The literal interpretation is that our home should be a place where great Torah sages gather to teach Torah and discuss the affairs of the day so that we may “drink thirstily from the words” of those who embody the values they learn and teach, absorbing their ideals, ethics, and character.

However, Rav Chaim Volozhiner, in his commentary on Pirkei Avot, has a different interpretation. He says that this mishna isn’t just referring to sages of flesh and blood, but also to the Torah books and commentaries authored by the sages.

He explains that when we learn Torah at home, we invite the sages throughout the thousands of years of Jewish history into our home. Delve into a page of Mishna, and Rabbi Akiva and Rabbi Meir walk through the door. Open up a Rashi, and suddenly there’s the great French medieval commentator on the couch beside us taking us through the simple meaning of the verse. Read in the Chumash about Avraham, Yitzchak, and Yaakov, and they become personalities tangibly involved in our lives.

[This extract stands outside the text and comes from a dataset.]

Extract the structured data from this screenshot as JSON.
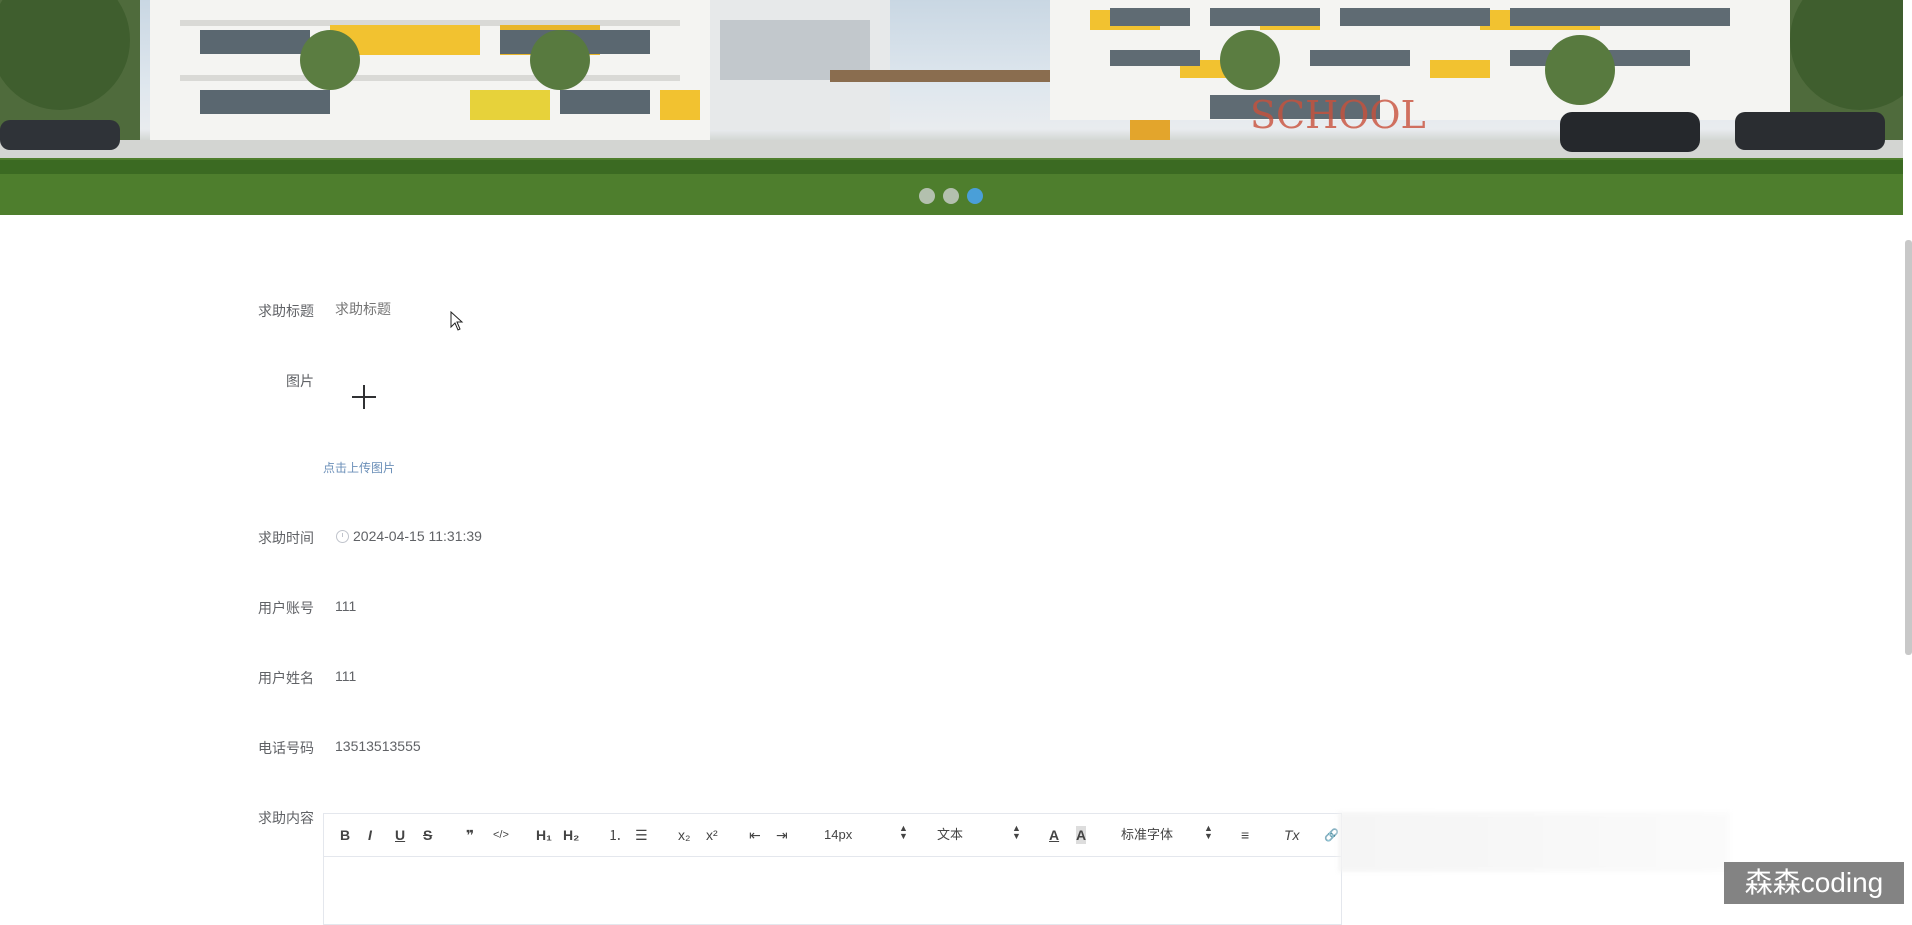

This is the thinking behind our first ever South African Tikkun Leil companion: to make our home a meeting place for the sages in precisely this way.

After the warm and enthusiastic feedback we received from the Hagaddah companion, which brought inspiration to our seders at a challenging time and exemplified the unity and togetherness of our community, I invited our community’s amazing rabbis and rebbetzins to write a counterpart for Shavuot.

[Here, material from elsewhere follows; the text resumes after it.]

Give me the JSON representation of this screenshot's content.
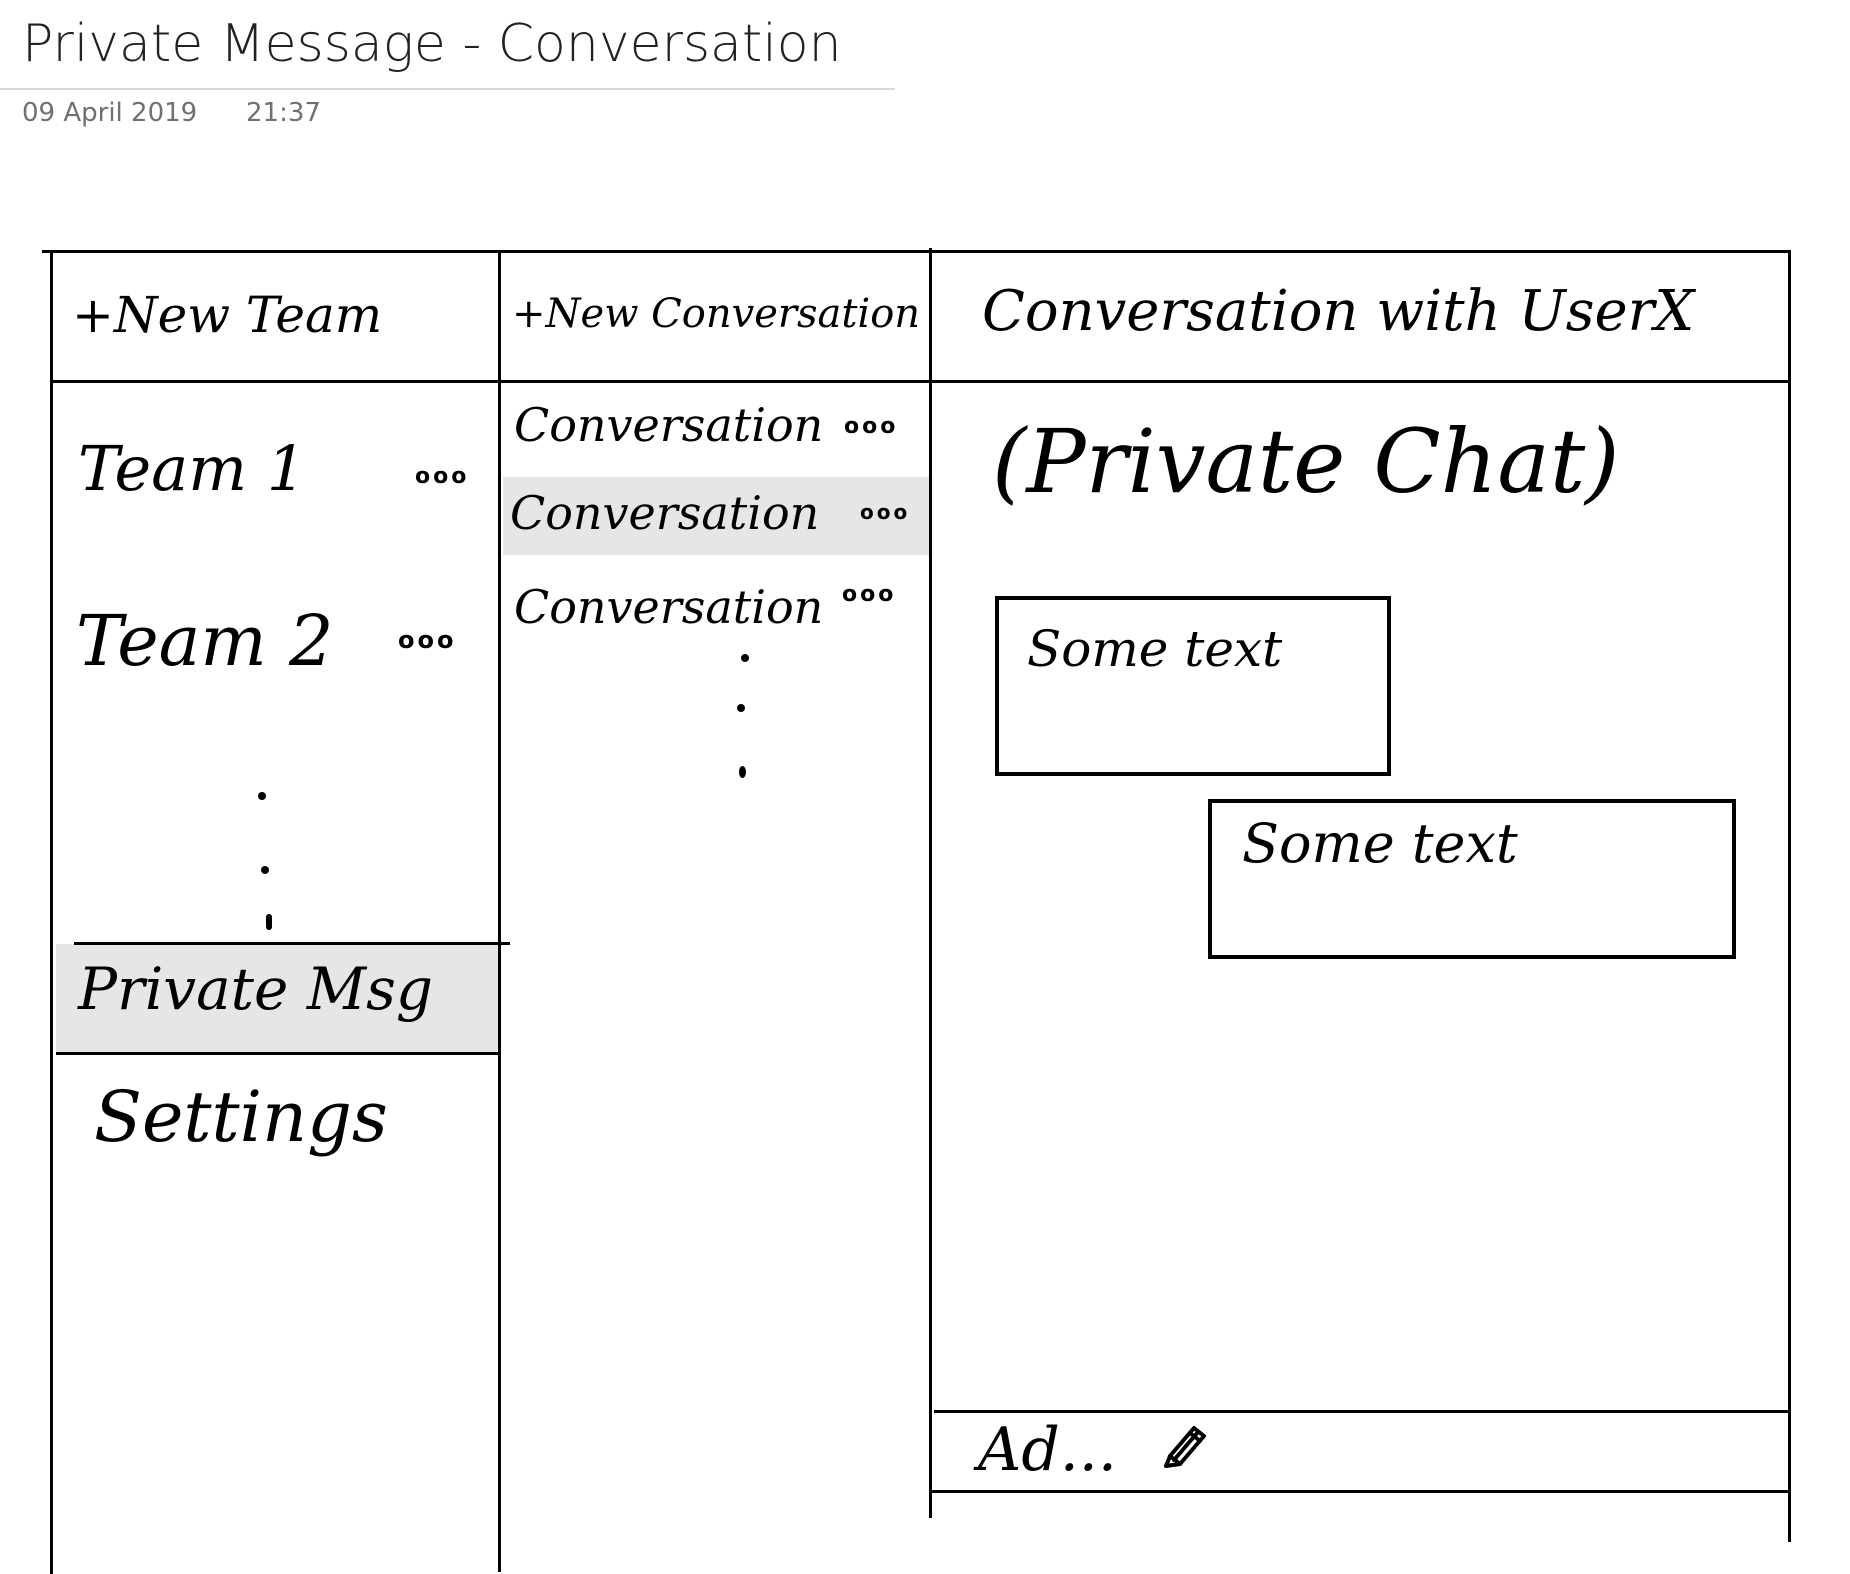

The result is a book, collectively authored, filled with inspirational Torah ideas to learn and share on the night to uplift and enrich our experience of the chag.

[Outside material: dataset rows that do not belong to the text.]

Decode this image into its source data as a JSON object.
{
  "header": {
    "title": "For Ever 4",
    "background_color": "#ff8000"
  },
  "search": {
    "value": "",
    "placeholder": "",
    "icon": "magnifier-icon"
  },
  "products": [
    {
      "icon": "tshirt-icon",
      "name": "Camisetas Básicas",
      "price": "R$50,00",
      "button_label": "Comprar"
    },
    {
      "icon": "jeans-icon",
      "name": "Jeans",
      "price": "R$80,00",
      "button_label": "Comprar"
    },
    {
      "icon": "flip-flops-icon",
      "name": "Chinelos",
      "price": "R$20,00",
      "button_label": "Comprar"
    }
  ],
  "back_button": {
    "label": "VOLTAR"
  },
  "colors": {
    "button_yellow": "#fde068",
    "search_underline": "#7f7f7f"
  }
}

We can’t be in shul, we can’t attend their shiurim, but with this compendium of beautiful Torah insights, we’re bringing our rabbis and rebbetzins into our homes.

This year’s Tikkun Leil offers an opportunity to transform our home into a house of learning – a bona fide beit midrash (Jewish study hall) bustling with energy, inspiration, and active engagement.

A “meeting place” is typically a site of robust discussion and debate, of lively conversation. When we learn Torah, we aren’t passively receiving a one-way monologue, but are instead active participants in a dynamic exchange. When the whole family gets involved, our children become active partners in our awesome divine legacy. Learning its teachings can be transformational in a way that permeates our homes, and inspires and guides us to become better people.

That’s why this Tikkun Leil book isn’t just a learning companion. It’s a symbol, a clarion call, that our Torah learning shouldn’t be confined to our shuls and batei midrash, but be brought into our homes to transform our families. It is a potent reminder that the home, itself, can be the most powerful beit midrash of all.

I wish you all a Chag Sameach. May our homes be filled with the light and warmth of Torah. And may G-d bring health and healing to our community, our country, and our world.